Upon completion of the training, K-Means clustering is performed for extracting the progression subtypes. For determining the number of clusters k, we examined the alternatives $k=2$ and $k=3$, as they represent the common practice in the latest literature^23,26. We assessed their respective clustering performance using the silhouette score, the Davies-Bouldin index, and the Akaike Information Criterion (AIC), as summarized in Table 2. Since $k=3$ produced the best results in two of the three cases and is also the most prevalent choice in related studies, we adopted $k=3$ for subsequent analysis.

Table 2 Comparison of AIC, Silhouette score and Davies-Bouldin index for the two dominant choices ($k=2$ and $k=3$) for the number of progression subtypes.

Full size table

Thus, three clusters were formed, representing the distinct progression subtypes, i.e. rapid (with the faster progression pace), moderate (with an intermediate pace) and slow (with the milder symptom manifestation).

Specifically, for the PPMI cohort, the clustering unveiled (N= 145) rapid, (N= 152) moderate and (N=94) slow progression patients. The clustering result can be found in Fig. 5a, illustrating the 3 clusters (plus the HC participants). For visualization purposes, the projected 2D longitudinal embedding space is derived using Principal Component Analysis (PCA)⁴⁸ on the latent representations of the participants. When it comes to the PDBP cohort, using the trained LSTM encoder to derive the latent representation embeddings, followed by the prediction of the cluster labels, based on the determined centroids, we detected (N= 112) rapid, (N= 128) moderate and (N = 40) slow PD patients. We additionally provide the mean distribution of certain feature categories, including the MDS-UPDRS I-III scores along with the Schwab and England ADL scores, which are of particular importance for our analysis, in Fig. 5b.
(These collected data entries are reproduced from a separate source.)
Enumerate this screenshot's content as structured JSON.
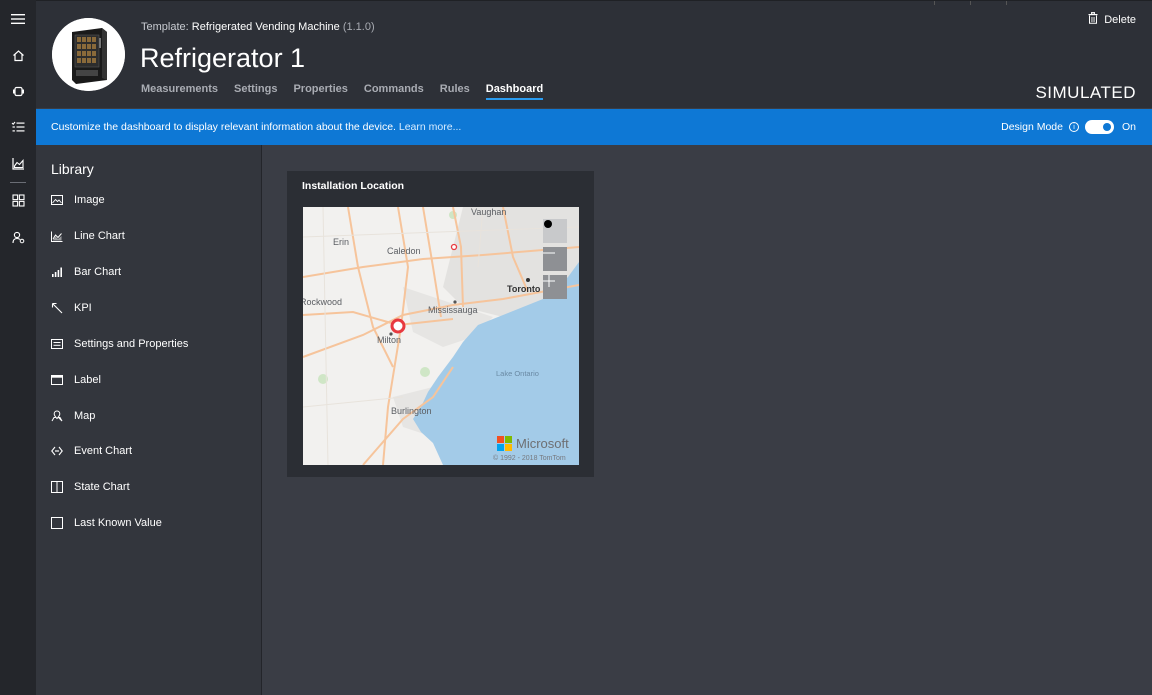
{
  "header": {
    "template_prefix": "Template:",
    "template_name": "Refrigerated Vending Machine",
    "template_version": "(1.1.0)",
    "device_name": "Refrigerator 1",
    "tabs": [
      {
        "label": "Measurements"
      },
      {
        "label": "Settings"
      },
      {
        "label": "Properties"
      },
      {
        "label": "Commands"
      },
      {
        "label": "Rules"
      },
      {
        "label": "Dashboard",
        "active": true
      }
    ],
    "delete_label": "Delete",
    "status": "SIMULATED"
  },
  "infobar": {
    "message": "Customize the dashboard to display relevant information about the device.",
    "learn_more": "Learn more...",
    "design_mode_label": "Design Mode",
    "toggle_state": "On",
    "color": "#0e78d5"
  },
  "library": {
    "title": "Library",
    "items": [
      {
        "label": "Image",
        "icon": "image-icon"
      },
      {
        "label": "Line Chart",
        "icon": "line-chart-icon"
      },
      {
        "label": "Bar Chart",
        "icon": "bar-chart-icon"
      },
      {
        "label": "KPI",
        "icon": "kpi-icon"
      },
      {
        "label": "Settings and Properties",
        "icon": "settings-properties-icon"
      },
      {
        "label": "Label",
        "icon": "label-icon"
      },
      {
        "label": "Map",
        "icon": "map-icon"
      },
      {
        "label": "Event Chart",
        "icon": "event-chart-icon"
      },
      {
        "label": "State Chart",
        "icon": "state-chart-icon"
      },
      {
        "label": "Last Known Value",
        "icon": "last-known-value-icon"
      }
    ]
  },
  "tile": {
    "title": "Installation Location",
    "map": {
      "places": [
        "Vaughan",
        "Erin",
        "Caledon",
        "Rockwood",
        "Toronto",
        "Mississauga",
        "Milton",
        "Lake Ontario",
        "Burlington"
      ],
      "brand": "Microsoft",
      "copyright": "© 1992 - 2018 TomTom"
    }
  },
  "nav_rail": {
    "icons": [
      "menu-icon",
      "home-icon",
      "devices-icon",
      "rules-list-icon",
      "analytics-icon",
      "dashboard-grid-icon",
      "administration-icon"
    ]
  }
}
Although the two cohorts exhibit differences - as expected, due to the heterogeneity of the disease and patients in each group - the progression subtypes appear to be consistent across the two.

PDualNet training and evaluation

Data preparation and baselines

For the training of PDualNet we split the cohort into training and test set, containing 75% and 25% of the participants respectively, stratified with respect to the progression subtypes (109/36 for rapid, 114/38 for moderate, 70/24 for slow and 141/47 for HC). Additionally, we further split the training set into 5 stratified subsets, to perform a 5-fold cross validation. To generate the input sequences, we use a sliding window for each participant, with sizes $W = \{2, 3, 4, 5\}$, and for training we set the maximum number of future MDS-UPDRS scores to predict to 5.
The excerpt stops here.